Mark Yardley

Personal information
- Date of birth: 14 September 1969 (age 55)
- Place of birth: Livingston, West Lothian, Scotland
- Position(s): Striker

Senior career*
- Years: Team / Apps / (Gls)
- 1988–1989: Cowdenbeath / 6 / (1)
- 1989–1994: Livingston United
- 1994: East Fife (trialist) / 1 / (0)
- 1994–1995: Cowdenbeath / 36 / (25)
- 1995–2003: St Mirren / 226 / (68)
- 2001–2002: → Forfar Athletic (loan) / 4 / (3)
- 2003–2005: Albion Rovers / 52 / (19)
- Total:  / 325 / (558)

= Mark Yardley =

Scottish footballer

Mark Yardley (born 14 September 1969) is a Scottish former professional footballer who played as a striker.

During his time with St Mirren, he scored 66 goals in 224 league appearances.
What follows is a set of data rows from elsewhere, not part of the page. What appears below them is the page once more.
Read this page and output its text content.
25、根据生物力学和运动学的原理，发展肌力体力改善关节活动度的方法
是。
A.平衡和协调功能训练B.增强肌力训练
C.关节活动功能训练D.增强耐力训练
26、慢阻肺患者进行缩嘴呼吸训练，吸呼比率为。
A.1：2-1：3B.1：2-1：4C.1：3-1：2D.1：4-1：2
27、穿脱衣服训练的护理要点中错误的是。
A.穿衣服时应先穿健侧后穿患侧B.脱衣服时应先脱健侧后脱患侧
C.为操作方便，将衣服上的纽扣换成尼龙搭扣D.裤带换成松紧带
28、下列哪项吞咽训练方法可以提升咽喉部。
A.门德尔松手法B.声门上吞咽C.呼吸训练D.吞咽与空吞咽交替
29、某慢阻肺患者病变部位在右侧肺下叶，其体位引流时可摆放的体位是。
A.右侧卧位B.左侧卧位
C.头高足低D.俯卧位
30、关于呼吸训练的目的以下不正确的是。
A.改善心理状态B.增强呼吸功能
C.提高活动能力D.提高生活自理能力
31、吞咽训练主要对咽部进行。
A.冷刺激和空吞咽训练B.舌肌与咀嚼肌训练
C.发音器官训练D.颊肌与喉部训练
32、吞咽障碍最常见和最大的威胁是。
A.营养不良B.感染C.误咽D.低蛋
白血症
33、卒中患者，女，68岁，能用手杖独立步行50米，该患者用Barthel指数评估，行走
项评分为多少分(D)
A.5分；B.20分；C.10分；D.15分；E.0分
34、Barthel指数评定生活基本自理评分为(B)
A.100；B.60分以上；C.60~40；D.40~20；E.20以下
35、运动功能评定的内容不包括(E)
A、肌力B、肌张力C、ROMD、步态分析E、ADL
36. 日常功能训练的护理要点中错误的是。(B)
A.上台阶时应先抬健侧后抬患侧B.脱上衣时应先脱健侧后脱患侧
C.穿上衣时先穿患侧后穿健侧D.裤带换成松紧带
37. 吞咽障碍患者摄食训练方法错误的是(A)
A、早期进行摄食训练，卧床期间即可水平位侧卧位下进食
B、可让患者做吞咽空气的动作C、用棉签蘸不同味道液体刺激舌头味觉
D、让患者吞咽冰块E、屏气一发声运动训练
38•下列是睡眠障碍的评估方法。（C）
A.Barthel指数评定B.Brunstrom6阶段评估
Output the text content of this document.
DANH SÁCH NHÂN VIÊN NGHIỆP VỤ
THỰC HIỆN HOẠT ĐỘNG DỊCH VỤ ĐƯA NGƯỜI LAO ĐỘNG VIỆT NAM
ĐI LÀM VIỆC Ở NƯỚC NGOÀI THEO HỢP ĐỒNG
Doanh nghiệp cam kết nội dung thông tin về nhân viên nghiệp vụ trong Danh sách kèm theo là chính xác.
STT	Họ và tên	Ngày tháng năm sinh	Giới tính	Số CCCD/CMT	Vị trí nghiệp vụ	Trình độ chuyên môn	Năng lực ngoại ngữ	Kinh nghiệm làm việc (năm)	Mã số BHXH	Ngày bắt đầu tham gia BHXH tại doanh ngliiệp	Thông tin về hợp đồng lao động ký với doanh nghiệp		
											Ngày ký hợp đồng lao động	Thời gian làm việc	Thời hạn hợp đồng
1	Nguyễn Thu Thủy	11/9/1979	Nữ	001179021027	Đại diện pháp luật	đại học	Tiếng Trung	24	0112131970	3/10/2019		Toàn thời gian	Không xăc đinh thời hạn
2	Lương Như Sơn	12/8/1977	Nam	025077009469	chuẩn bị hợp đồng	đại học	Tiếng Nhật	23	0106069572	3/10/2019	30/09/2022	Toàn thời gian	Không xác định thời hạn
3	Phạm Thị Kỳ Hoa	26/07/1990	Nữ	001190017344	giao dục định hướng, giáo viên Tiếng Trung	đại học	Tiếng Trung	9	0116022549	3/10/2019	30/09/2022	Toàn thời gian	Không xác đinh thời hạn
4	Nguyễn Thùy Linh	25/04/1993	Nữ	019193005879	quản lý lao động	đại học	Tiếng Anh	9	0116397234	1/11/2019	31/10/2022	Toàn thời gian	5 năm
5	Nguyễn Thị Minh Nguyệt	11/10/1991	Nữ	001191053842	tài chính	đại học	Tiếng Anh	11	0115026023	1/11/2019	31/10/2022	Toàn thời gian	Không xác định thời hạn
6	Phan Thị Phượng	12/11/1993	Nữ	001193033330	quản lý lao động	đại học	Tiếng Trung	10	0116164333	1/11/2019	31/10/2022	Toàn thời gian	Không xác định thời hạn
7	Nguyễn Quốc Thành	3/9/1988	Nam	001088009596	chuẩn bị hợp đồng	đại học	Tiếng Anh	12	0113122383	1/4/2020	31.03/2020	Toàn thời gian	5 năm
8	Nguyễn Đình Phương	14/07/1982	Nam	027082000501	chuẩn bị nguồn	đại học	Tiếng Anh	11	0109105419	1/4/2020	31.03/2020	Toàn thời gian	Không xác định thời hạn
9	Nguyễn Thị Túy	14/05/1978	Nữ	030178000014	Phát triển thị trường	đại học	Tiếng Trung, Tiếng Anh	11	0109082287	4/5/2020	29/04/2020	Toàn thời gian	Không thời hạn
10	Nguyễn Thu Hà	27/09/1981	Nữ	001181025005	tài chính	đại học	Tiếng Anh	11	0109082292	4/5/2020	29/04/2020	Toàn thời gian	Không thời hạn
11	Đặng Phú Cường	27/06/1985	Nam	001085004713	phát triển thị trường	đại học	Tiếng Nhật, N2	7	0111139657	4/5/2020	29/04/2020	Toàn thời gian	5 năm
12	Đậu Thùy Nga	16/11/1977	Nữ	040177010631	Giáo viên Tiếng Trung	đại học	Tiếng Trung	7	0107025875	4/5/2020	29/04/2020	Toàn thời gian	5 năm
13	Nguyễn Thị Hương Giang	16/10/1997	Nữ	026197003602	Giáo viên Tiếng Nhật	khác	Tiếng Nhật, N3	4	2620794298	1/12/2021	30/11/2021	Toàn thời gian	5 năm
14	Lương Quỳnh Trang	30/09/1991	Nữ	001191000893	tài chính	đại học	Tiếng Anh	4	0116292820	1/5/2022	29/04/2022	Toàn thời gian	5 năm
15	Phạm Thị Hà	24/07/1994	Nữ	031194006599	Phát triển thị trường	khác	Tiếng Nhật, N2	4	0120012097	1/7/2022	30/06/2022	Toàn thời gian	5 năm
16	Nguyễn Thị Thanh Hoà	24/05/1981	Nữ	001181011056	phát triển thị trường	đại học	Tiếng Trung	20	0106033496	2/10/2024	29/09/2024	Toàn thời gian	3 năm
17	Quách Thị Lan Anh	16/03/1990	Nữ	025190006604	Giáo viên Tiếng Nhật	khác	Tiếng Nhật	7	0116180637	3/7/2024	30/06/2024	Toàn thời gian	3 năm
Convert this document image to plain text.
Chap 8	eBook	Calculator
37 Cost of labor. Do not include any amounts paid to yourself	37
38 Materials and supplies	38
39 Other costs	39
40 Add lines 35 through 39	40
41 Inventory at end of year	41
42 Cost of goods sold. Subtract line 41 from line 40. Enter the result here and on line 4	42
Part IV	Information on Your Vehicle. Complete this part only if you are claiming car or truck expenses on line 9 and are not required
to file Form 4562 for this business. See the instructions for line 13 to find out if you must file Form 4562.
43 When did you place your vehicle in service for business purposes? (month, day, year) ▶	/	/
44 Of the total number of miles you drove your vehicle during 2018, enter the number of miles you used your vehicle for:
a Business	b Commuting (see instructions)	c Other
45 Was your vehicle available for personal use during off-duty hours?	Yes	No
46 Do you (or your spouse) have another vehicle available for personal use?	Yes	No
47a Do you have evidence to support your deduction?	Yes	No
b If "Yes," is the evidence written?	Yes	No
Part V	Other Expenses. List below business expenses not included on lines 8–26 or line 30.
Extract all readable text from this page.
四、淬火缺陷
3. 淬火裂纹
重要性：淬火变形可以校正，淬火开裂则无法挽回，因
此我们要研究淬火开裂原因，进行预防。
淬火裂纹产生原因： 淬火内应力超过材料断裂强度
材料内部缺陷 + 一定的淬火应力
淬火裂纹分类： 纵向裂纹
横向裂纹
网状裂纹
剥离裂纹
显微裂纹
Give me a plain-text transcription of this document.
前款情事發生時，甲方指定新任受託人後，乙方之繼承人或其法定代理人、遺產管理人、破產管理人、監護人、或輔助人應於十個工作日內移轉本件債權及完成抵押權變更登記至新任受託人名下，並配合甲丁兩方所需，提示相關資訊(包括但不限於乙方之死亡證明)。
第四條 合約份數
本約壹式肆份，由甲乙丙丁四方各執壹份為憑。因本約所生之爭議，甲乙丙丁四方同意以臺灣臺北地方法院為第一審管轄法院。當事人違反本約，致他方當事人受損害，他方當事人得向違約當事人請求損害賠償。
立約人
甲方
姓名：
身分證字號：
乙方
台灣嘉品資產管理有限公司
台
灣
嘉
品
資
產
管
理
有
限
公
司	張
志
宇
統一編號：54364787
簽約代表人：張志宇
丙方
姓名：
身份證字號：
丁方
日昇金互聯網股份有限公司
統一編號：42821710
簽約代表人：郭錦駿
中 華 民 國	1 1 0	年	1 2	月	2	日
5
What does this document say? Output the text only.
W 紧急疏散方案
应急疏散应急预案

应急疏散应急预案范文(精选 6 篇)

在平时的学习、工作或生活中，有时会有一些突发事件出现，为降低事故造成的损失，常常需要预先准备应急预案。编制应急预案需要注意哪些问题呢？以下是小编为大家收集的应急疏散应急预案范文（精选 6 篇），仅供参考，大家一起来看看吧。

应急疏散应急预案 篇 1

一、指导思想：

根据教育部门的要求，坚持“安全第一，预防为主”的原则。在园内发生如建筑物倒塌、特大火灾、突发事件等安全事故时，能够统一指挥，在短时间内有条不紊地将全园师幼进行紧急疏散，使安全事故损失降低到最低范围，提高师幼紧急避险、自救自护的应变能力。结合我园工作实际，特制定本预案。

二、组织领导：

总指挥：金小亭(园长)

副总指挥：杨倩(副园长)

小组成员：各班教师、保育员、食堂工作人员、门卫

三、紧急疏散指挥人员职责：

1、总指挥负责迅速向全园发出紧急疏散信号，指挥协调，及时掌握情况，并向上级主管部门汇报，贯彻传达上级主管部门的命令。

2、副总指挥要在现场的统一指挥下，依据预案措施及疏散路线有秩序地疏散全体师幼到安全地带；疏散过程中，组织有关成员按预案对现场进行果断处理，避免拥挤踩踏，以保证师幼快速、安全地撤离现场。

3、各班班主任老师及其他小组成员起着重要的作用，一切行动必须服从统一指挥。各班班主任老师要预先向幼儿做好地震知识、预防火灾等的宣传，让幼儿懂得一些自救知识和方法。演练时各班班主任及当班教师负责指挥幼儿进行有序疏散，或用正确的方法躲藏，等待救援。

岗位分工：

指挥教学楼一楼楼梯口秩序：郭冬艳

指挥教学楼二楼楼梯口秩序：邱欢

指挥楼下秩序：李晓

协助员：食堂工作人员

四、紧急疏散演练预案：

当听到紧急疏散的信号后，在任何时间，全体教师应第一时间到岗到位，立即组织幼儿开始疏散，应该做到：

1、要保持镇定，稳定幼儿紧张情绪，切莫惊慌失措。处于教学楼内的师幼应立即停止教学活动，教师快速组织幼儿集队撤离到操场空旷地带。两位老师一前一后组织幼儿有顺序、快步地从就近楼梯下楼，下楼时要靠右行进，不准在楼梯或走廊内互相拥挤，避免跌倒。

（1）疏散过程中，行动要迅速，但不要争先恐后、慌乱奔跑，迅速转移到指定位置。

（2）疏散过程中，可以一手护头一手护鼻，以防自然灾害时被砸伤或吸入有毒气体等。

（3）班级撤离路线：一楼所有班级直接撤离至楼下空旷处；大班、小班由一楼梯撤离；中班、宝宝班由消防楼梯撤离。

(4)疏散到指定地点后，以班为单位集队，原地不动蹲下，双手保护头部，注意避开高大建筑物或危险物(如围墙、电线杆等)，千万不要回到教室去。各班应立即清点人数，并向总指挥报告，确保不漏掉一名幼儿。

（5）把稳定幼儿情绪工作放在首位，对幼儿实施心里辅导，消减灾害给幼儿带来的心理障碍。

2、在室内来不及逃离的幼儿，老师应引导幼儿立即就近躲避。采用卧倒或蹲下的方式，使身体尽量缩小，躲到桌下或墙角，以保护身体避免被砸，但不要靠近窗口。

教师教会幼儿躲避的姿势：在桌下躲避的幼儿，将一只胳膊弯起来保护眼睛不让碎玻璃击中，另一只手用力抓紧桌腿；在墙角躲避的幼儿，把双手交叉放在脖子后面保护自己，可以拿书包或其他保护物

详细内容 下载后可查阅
He also had spells at Cowdenbeath, Forfar Athletic (loan) and Albion Rovers.

Yardley was one of four former players voted by St Mirren supporters to have a street named in his honour – Yardley Avenue – following a public competition run by Renfrewshire Council to name the streets at the former Love Street ground being developed by Sanctuary Scotland into affordable housing.

He appeared for St Mirren in a five-a-side Masters Football style tournament at Braehead in 2007 as part of Hugh Murray's Testimonial.